2017 American documentary film

Casting JonBenet is a 2017 documentary film about the death of JonBenét Ramsey and the large impact it left behind. The film was directed by Kitty Green.

==Synopsis==
Casting JonBenet documents the casting process for the re-enactments in the documentary. Various Colorado-area actors are interviewed and tested for the roles of real people involved in the case, including John and Patsy Ramsey, Burke Ramsey, John Mark Karr and Boulder police officials. During the process, the would-be actors, dressed as the individuals they are auditioning for, reveal their emotions about the case and offer their own speculations. Rather than documenting the crime, the film observes how the events have become a point of pop-cultural obsession and conspiracy.

==Release==
The film premiered in January 2017 at the Sundance Film Festival. Netflix gained the rights to distribute Casting JonBenet, and began streaming it on April 28, 2017.

==Reception==
Casting JonBenet received positive reviews upon release.
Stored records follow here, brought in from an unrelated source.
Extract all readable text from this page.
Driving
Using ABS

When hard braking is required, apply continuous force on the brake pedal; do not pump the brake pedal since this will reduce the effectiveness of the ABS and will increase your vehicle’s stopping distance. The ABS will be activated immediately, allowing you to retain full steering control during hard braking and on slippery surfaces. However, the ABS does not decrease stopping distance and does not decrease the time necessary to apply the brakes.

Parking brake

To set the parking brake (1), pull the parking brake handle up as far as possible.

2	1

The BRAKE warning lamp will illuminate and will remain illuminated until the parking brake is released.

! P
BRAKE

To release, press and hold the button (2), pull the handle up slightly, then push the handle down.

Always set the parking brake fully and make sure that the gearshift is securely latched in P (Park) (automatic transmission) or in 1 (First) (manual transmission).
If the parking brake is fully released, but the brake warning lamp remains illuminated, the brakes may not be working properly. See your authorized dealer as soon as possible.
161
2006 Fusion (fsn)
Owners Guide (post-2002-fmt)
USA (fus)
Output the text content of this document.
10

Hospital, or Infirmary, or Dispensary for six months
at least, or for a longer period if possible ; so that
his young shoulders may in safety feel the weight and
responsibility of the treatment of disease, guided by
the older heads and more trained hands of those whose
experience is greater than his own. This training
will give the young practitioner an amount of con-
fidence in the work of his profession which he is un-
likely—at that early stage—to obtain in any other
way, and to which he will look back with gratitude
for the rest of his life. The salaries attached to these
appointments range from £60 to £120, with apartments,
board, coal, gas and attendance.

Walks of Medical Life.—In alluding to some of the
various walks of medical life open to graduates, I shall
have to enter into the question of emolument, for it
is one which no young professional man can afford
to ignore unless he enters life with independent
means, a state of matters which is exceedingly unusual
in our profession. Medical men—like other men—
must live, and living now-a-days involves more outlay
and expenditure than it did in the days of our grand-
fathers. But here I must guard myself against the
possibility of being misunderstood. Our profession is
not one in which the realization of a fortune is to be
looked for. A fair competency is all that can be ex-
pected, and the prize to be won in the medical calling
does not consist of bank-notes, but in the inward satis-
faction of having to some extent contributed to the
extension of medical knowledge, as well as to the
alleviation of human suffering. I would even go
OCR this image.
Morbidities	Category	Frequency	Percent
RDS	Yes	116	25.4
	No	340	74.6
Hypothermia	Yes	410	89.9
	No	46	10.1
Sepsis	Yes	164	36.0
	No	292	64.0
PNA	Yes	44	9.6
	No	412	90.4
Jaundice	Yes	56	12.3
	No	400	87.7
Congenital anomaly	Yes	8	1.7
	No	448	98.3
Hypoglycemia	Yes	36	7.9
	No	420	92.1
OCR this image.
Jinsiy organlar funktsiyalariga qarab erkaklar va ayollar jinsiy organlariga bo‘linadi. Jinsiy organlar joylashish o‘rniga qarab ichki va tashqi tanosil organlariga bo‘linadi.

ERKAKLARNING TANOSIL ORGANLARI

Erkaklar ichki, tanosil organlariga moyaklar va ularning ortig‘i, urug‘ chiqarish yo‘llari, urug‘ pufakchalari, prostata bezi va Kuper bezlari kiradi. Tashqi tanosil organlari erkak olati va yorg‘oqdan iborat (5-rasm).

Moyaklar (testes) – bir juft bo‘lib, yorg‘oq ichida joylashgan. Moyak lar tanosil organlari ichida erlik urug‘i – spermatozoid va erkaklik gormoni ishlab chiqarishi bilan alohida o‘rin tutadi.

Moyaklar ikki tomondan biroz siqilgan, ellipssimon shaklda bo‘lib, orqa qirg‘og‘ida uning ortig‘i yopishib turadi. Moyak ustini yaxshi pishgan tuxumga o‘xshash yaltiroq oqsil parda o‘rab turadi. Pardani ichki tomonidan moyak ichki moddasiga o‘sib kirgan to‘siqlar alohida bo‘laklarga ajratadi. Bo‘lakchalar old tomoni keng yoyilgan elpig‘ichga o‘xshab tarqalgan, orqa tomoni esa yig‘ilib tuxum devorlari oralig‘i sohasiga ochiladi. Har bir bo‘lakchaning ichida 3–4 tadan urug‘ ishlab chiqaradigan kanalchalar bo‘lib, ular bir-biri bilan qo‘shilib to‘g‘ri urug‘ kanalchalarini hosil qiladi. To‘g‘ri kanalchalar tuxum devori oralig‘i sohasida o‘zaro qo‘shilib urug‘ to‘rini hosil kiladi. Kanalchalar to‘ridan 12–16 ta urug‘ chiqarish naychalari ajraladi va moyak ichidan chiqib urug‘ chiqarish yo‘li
On review aggregator website Rotten Tomatoes, the film holds an approval rating of 81%, based on 47 reviews, and an average rating of 7.3/10. The website's critical consensus reads, "Casting JonBenéts unorthodox approach to its genre sets it apart in a crowded field, making for a uniquely thought-provoking true crime documentary hybrid." On Metacritic, it holds a rating of 74 out of 100, based on 14 reviews, indicating "generally favorable" reviews.